Monday, 18 February 2013

Bricking it: Part 2.

I have a week off work this week so I wanted to get on with some of my house. Although, the boy is ill in bed so I'm also looking after him! However, while he was asleep this afternoon, I snuck away to do some work.

I started applying my Realistic Brick Compound to the chimneys of the house as I wanted to start somewhere small and fairly inconspicuous just incase it went wrong and I had to wipe it all off...

This was what I started with; some repositionable spray mount, my brick compound, my brick stencil and a few tools like a mug and a knife.

The spray mount was Elmer's Repositionable Mounting Spray...and was quite hard to work with. It seemed to take a few sprays until the stencil would become sticky enough to stick first time and I think it stuck to me more than it stuck to the wood! 
I'm hoping it was partly due to the fact that the paint on the chimneys seemed not to have taken as well as to the rest of the house, so maybe it'll stick better when I brick the other walls! But I still have sticky fingers...which are now fluffy from washing and drying them! 

The brick compound looks like this; you add water to it to make into a paste, much the texture of wet sand. Smooth but spreadable and not runny. You barely needed any water for this mix. For maybe 2 teaspoons of powder you only need a few drops of water. It's very forgiving as well because you can add more water or more powder to get the consistency right and it stays wet for ages, but if it does start drying out, you can add a few more drops of water to bring it back to life. 

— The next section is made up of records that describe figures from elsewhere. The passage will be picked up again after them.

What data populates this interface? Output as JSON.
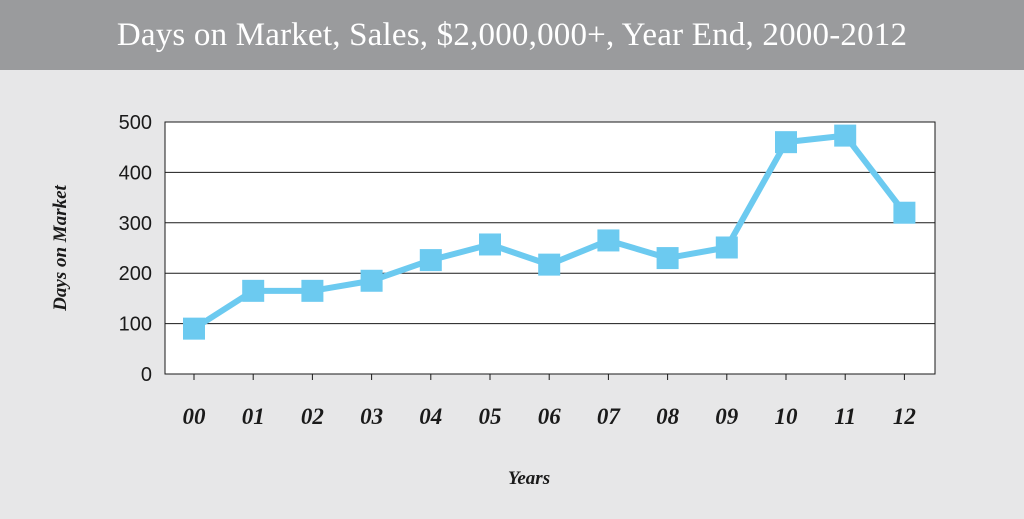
{
  "chart_data": {
    "type": "line",
    "title": "Days on Market, Sales, $2,000,000+, Year End, 2000-2012",
    "xlabel": "Years",
    "ylabel": "Days on Market",
    "categories": [
      "00",
      "01",
      "02",
      "03",
      "04",
      "05",
      "06",
      "07",
      "08",
      "09",
      "10",
      "11",
      "12"
    ],
    "series": [
      {
        "values": [
          90,
          165,
          165,
          185,
          226,
          257,
          217,
          265,
          230,
          251,
          460,
          473,
          320
        ]
      }
    ],
    "ylim": [
      0,
      500
    ],
    "yticks": [
      0,
      100,
      200,
      300,
      400,
      500
    ],
    "grid": true,
    "colors": {
      "line": "#6ccaf0",
      "title_bar": "#9a9b9d",
      "background": "#e7e7e8",
      "plot_background": "#ffffff"
    }
  }
}
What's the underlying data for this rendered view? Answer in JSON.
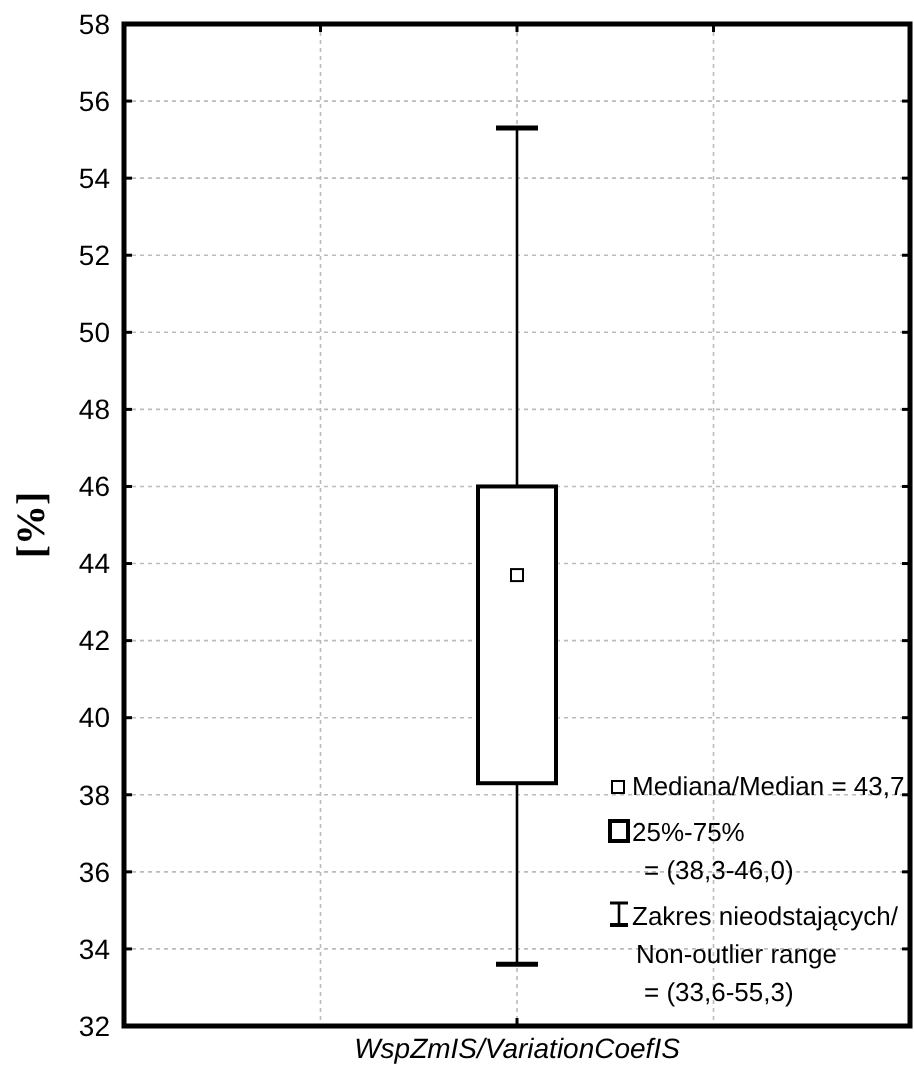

So the first step of stencilling was to spray the stencil (outside), wait 30 seconds or so, then stick the stencil onto the house, lining everything up - which takes a while! - and making sure all parts of the stencil are stuck down so the compound doesn't bleed underneath! As I said, this took a while as, even though I only sprayed one side of the stencil, it seemed to make both sides very sticky and then had a habit of sticking to me more than the house! At one point, I thought I might lose a layer of skin I was stuck so much!

Next, I spread some of the compound mixture over the stencil with a knife, making sure everything was covered and then smoothed it over. 

Peel the stencil away...

And you have bricks! 
This was the first part I did and I think they look Victorian/Edwardian already!
The effect is really good and I'm sure it'll look even more impressive once it's all covered; I only did the chimneys today and it took me an hour and a half to do that! It's a very fiddly task; the lining up of the stencil round corners etc. and getting the stencil to stick where you want it to takes time, but hopefully the next part will be easier as it'll be a wider, flatter surface and I can stencil large parts at a time.

That'll hopefully be tomorrow or the next day, before I travel down South to see the family, so hopefully I'll update soon!